True free-marketeers are more sickened by the protection given by government and central banks (neither of which, by the way, are the “private sector”) to the banking industry, the auto industry in the US and various other industries that were unable to properly police themselves, than any socialists or centre-left advocates that I have come across.

It was not “neoliberalism” that decided taxpayers’ and savers’ money should be sacrificed to bail these people out. That was a decision made by central banks and governments of all political hues over the course of the last eight years.
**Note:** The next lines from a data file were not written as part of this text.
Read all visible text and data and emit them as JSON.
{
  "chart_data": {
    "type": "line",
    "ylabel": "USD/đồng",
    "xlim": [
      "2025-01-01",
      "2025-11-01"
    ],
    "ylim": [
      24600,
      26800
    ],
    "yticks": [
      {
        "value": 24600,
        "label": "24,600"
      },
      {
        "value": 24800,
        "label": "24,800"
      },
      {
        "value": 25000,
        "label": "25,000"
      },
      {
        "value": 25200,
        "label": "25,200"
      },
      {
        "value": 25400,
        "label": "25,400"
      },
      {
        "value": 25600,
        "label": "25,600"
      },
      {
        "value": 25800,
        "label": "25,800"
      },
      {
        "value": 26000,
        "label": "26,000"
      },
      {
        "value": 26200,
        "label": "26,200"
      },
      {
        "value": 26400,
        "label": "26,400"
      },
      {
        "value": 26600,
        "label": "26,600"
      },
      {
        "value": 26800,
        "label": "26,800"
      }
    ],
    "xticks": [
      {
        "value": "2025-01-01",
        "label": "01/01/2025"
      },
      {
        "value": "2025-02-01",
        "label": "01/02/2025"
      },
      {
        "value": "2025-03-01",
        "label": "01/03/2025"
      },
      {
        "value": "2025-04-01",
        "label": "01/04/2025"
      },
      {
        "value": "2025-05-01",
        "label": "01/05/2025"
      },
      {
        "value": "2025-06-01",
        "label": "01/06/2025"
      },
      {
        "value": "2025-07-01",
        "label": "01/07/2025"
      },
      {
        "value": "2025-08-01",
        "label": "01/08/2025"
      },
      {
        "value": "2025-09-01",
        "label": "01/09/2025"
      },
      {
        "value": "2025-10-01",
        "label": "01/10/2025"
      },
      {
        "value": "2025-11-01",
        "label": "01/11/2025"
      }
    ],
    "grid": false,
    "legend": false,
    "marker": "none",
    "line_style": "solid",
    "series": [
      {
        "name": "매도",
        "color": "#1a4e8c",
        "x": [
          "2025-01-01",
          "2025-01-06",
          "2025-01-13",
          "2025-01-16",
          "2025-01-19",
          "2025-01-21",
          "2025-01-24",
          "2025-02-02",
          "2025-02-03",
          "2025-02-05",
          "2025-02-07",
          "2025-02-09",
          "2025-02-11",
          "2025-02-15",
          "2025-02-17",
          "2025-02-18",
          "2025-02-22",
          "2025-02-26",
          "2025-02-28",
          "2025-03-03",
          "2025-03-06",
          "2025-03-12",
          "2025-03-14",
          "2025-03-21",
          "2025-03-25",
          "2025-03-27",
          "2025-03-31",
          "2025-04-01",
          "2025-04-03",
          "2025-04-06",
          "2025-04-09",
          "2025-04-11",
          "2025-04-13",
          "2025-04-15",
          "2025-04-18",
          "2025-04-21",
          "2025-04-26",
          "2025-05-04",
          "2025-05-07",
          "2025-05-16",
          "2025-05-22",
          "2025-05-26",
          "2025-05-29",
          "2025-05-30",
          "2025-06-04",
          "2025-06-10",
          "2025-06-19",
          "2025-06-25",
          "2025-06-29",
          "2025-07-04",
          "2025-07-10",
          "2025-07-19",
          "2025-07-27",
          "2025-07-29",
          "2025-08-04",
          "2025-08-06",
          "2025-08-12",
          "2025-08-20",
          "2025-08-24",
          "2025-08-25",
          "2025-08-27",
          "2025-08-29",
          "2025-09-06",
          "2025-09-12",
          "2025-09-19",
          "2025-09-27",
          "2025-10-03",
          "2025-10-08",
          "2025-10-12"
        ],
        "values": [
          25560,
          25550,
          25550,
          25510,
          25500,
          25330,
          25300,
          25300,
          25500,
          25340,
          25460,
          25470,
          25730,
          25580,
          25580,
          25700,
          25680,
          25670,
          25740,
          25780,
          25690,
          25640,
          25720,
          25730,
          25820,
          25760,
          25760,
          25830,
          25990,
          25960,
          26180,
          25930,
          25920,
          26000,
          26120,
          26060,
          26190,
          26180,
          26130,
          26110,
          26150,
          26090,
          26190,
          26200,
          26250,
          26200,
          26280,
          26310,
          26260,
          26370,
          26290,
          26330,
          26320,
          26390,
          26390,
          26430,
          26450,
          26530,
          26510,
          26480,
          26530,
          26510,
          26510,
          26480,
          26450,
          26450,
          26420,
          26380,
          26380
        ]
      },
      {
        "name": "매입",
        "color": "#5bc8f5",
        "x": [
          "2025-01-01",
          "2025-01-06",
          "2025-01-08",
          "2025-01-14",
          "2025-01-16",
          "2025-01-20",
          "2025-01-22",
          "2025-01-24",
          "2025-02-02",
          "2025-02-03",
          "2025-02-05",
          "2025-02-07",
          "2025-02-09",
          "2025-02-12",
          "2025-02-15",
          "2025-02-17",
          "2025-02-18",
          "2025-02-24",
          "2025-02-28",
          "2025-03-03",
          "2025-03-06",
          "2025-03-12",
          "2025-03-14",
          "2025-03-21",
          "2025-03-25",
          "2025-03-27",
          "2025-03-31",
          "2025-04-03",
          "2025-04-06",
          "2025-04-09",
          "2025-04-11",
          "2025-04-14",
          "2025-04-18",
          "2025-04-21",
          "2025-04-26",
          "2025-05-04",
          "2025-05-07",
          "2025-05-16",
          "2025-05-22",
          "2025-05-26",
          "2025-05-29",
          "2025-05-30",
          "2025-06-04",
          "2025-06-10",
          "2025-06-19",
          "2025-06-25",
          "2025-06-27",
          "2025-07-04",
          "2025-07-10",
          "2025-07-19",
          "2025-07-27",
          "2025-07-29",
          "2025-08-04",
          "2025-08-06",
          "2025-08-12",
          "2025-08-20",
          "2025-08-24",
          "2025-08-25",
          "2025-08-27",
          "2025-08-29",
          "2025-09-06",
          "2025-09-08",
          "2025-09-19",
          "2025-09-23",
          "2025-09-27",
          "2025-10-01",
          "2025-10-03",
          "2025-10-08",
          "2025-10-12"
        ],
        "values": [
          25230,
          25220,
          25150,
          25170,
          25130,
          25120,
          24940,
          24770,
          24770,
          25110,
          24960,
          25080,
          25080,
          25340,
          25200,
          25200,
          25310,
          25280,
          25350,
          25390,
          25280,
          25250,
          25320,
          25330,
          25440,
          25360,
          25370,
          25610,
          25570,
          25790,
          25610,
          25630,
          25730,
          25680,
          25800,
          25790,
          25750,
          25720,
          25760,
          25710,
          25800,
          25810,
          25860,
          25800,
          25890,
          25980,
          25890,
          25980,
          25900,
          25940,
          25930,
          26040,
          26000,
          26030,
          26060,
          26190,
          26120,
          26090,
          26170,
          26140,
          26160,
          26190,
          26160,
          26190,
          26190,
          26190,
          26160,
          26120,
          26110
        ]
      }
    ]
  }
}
Michael Fry will challenge a lot of the fuzzy thinking. All I would ask is that you listen to his arguments with an open mind and accept or reject them for what they are worth. But first and foremost, get the economics right before you pass judgement on him or anyone else that believes in the power of the market (it is, after all, a Scottish invention) as a signalling mechanism and information provider. And most important of all, recognise the overwhelmingly important place in society of the private sector. I am a lifelong opponent of nuclear weapons, an advocate of education and health provision for all (recognising they are never “free” but much better uses of taxation than guns and big governments) and a believer in equal opportunity.

So you can call me a “neoliberal” if you like but it will just demonstrate my point – there is no such thing and you don’t have a clue how to define it. Don’t shoot the messengers – just accept that there are hard choices to be made in both a devolved and an independent Scotland. Let’s start with some common sense and some clear thinking. Michael Fry will give us dollops of both.

Dr Jim Walker, Chief Economist
Asianomics, Hong Kong

ISN’T it peculiar that now branch office Scottish Labour are in no position really to make any meaningful change to Scottish politics or life, they table motions giving the impression they are trying to do just that, as with their attempt to increase the top rate of income tax (Top income tax rise proposed by Labour dismissed during Holyrood Vote, The National, Jun 3).

The motion on banning fracking and subsequent criticism of the SNP abstention, even though it is common knowledge that a ban would open the floodgates of litigation, is simply nothing words from a nothing party.

Rather than come up with positive ideas, the wee branch office has been reduced to seeking desperate validation by somehow, in any way, trying to get one over on the Scottish Government.

Our aim should be to reduce them once again at next year’s council elections. It is desperately and truly sad that a once great political party is now run by the idea-less.